Township in Ohio, US

Salem Township is one of the twenty-two townships of Washington County, Ohio, United States. The 2020 census found 1,058 people in the township.

==Geography==
Located in the northern part of the county, it borders the following townships:
- Jefferson Township, Noble County - north
- Elk Township, Noble County - northeast corner
- Liberty Township - east
- Lawrence Township - southeast corner
- Fearing Township - south
- Muskingum Township - southwest
- Adams Township - west
- Jackson Township, Noble County - northwest corner
- Aurelius Township - northwest, east of Jackson Township

The village of Lower Salem is located in central Lower Salem Township, and the unincorporated community of Whipple lies in the township's south.

==Name and history==
It is one of fourteen Salem Townships statewide.

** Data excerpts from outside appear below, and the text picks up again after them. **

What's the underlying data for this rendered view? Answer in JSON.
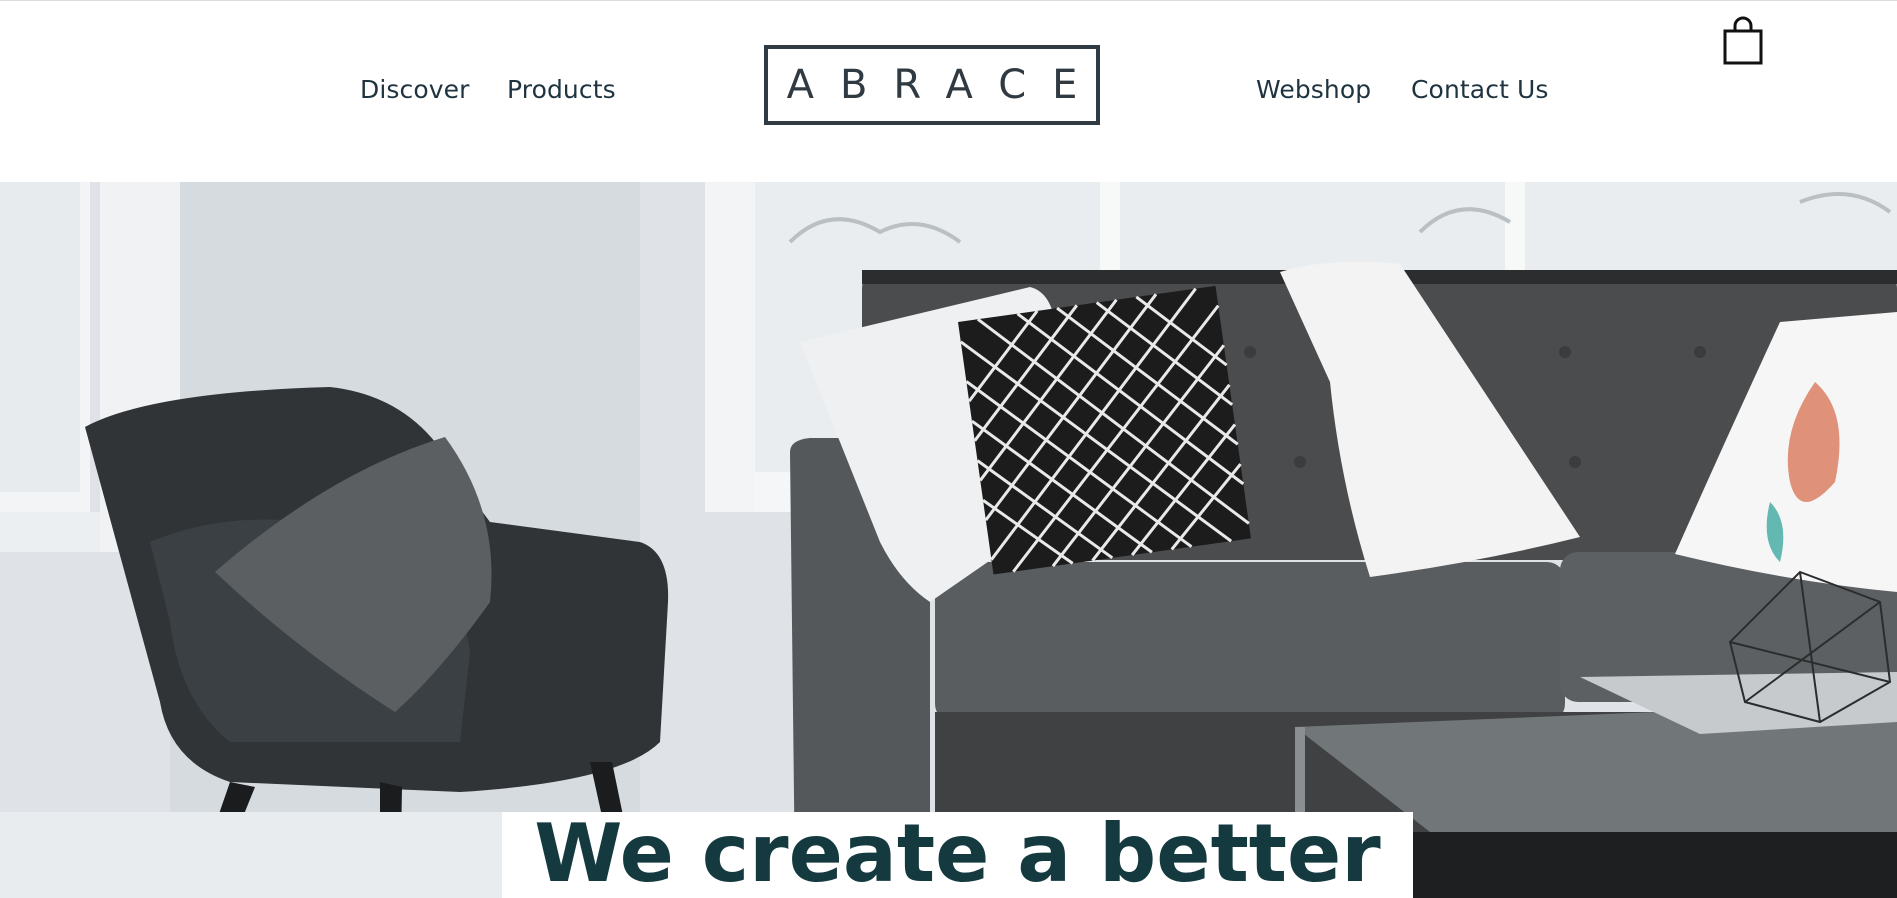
{
  "brand": {
    "logo_text": "ABRACE"
  },
  "nav": {
    "left": [
      {
        "label": "Discover"
      },
      {
        "label": "Products"
      }
    ],
    "right": [
      {
        "label": "Webshop"
      },
      {
        "label": "Contact Us"
      }
    ]
  },
  "header": {
    "cart_icon": "shopping-bag-icon"
  },
  "hero": {
    "headline": "We create a better",
    "image": "living-room-scene"
  },
  "colors": {
    "nav_text": "#1f3440",
    "logo": "#2f3a42",
    "headline": "#143a40"
  }
}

In 1833, Salem Township contained a meeting house, store, and a steam saw mill.

==Government==
The township is governed by a three-member board of trustees, who are elected in November of odd-numbered years to a four-year term beginning on the following January 1. Two are elected in the year after the presidential election and one is elected in the year before it. There is also an elected township fiscal officer, who serves a four-year term beginning on April 1 of the year after the election, which is held in November of the year before the presidential election. Vacancies in the fiscal officership or on the board of trustees are filled by the remaining trustees.